Graphical Models

The document will start with the familiar, a standard regression model. It will then be presented as a graphical model, and extended to include indirect effects (e.g. \(\mathcal{A} \rightarrow \mathcal{B} \rightarrow \mathcal{C}\)) and multiple outcomes. At this point we will discuss directed graphs, and demonstrate a more theoretically motivated approach (sometimes called path analysis), and compare it to more flexible approaches that do not require prespecification of paths nor specific directional relations. We’ll briefly discuss undirected graphs, with an example utilizing ‘network analysis’.

Latent Variables

We will then discuss the notion of latent variables in the context of underlying causes or constructs and measurement error. We will begin by noting that latent variable models are actually even more broadly utilized when one includes other dimension reduction, or data compression, techniques, several of which fall under the heading of factor analysis. A few common techniques will be demonstrated such as ‘factor analysis’ and principal components analysis, and an overview will be provided for others. In addition, we will note other places one might find latent variable models.

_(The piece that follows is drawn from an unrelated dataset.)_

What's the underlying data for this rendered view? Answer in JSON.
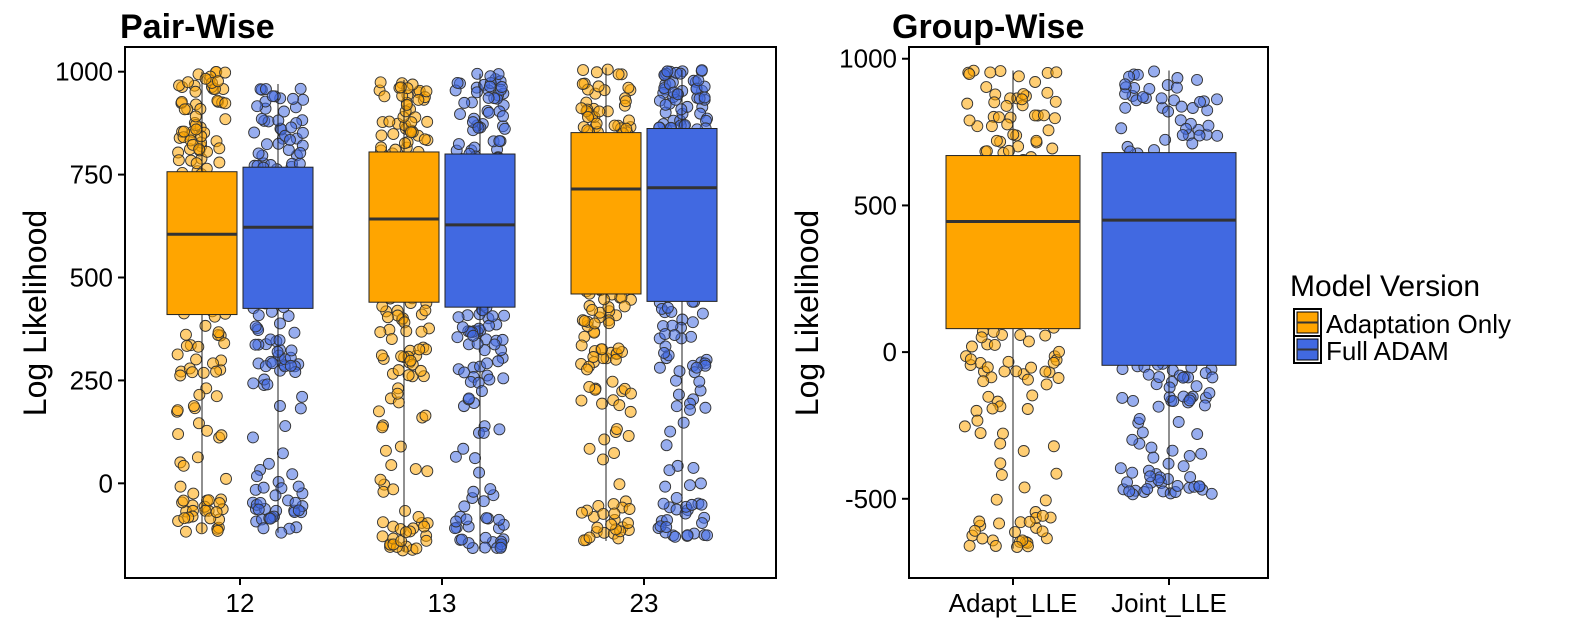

Next we turn to structural equation modeling, where previously covered models come together under one modeling approach. We will spend a good deal of time with measurement models first, comparing them to our previous efforts, and then extend those models to the case of regression with latent variables. There are many issues to consider when developing such models, and an attempt will be made to cover quite a bit of ground in that regard.


The three sections just noted are the most developed, and serve as the basis for workshops. Other topics are touched upon for reference, and may also be added to in the future. For example latent growth curve models, are an alternative to a standard mixed model. Also, there are situations where the latent variable might be considered categorical, commonly called mixture models or cluster analysis, but in some specific contexts might go by other names (e.g. latent class analysis). Finally, an overview of other types of latent variable or structural equation models, such as item response theory, collaborative filtering etc. may also be provided.

Programming Language Choice

We will use R for a variety of reasons. One is that all of the techniques mentioned thus far are fully developed within various R packages, often taking just a line or two of code to implement after the data has been prepped. Furthermore, it is freely available and will work on Windows, Mac and Linux. R is well-known as a powerful statistical modeling environment, and its flexible programming language allows for efficient data manipulation and exploration. Furthermore, it has a vast array of visualization capabilities. In short, it provides everything one might need in a single environment for standard SEM, and nothing comes close in SEM-specific offerings.

Among alternatives, Mplus is the most fully developed structural equation modeling package, and has been for years. However, it is a poor tool for data management, few universities have a campus-wide license for it, and most of its functionality (and all we will need for this our purposes) is implemented within the lavaan family of R packages. Stata has relatively recently provided SEM capabilities, but it is less well-developed (something that might change in time), and it still requires a license, making non-campus usage difficult or costly. Other alternatives exist, but are not as commonly used as lavaan, Mplus, and Stata, at least in my experience across two universities and dozens of academic disciplines. For more on what’s out there, see the appendix.


For those wishing to follow along, for things to go smoothly you’ll need to complete the following steps precisely.

If you are not present or are bringing your laptop, you’ll need to have both R and RStudio installed on whatever machine you’ll be using. If this will be a new experience for you, install R first, then RStudio. For either you’ll need to choose the version appropriate to your operating system. As you go through the installation, for both just accept all defaults when prompted until the installation process begins. Once both are installed, you will only need to work with RStudio, and it will at all times be assumed you will be using RStudio during the workshop.

Once those are installed, proceed through the following steps.

  1. Download this zipfile, and unzip its contents to an area on your machine that you have write access to. It contains the course contents, data, etc. in a folder that will serve as an RStudio project folder.

  2. Open RStudio. File/Open Project/ then navigate to the folder contents you just unzipped. Click on the SEM file (should look like a blue icon, but otherwise is the SEM.Rproj file).

  3. Open the R script, install_script.R inside. Run the one line of code there and you’re set.

The lab for the workshop has Windows machines, and so the above is enough to proceed. For *nix systems, it should be mostly the same.